What are the current advancements in UAV-borne InSAR systems and what are the future prospects for this technology?
5 answers
Current advancements in UAV-borne InSAR systems include improved baseline estimation methods to enhance accuracy and robustness. These systems face challenges due to unstable flight tracks and attitudes, making baseline estimation crucial for precise measurements. Future prospects for UAV-borne InSAR technology indicate its maturity for industrialization, with potential applications ranging from landmine detection to smart agriculture and search and rescue missions. The technology bridges the gap between space/aerial-borne and ground-based radar systems, offering the ability to conduct long scans rapidly, making it a valuable tool for various remote sensing applications. Additionally, the regulatory environment poses limitations on payload weight and operational flexibility, which may influence the technology's widespread adoption and commercialization.
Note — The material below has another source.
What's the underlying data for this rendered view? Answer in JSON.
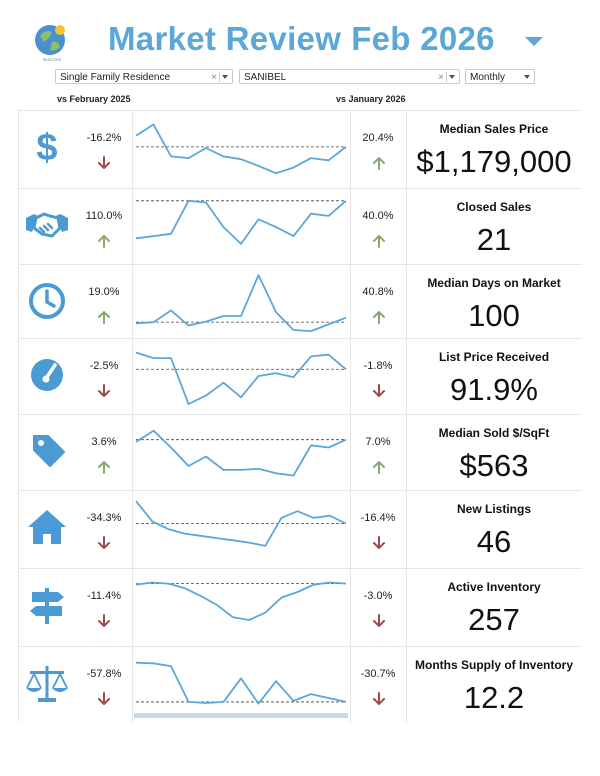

How fast can an alligator run?
4 answers
Alligators can achieve impressive speeds both on land and in water. The high-speed stealth alligator, as described in Context_2, is designed to run on both water and land with the help of rotating wheels and possesses excellent stealth capabilities. In terms of natural behavior, research in Context_1 indicates that larger Crocodylia, including crocodiles, can reach significant velocities using various gaits, with trotting or bounding achieving similar speeds despite differences in gait types. Additionally, alligators have been observed to move quickly to bask in the sun for thermoregulation purposes, showcasing their agility and speed. Therefore, alligators exhibit remarkable speed capabilities both in engineered designs and natural locomotion behaviors.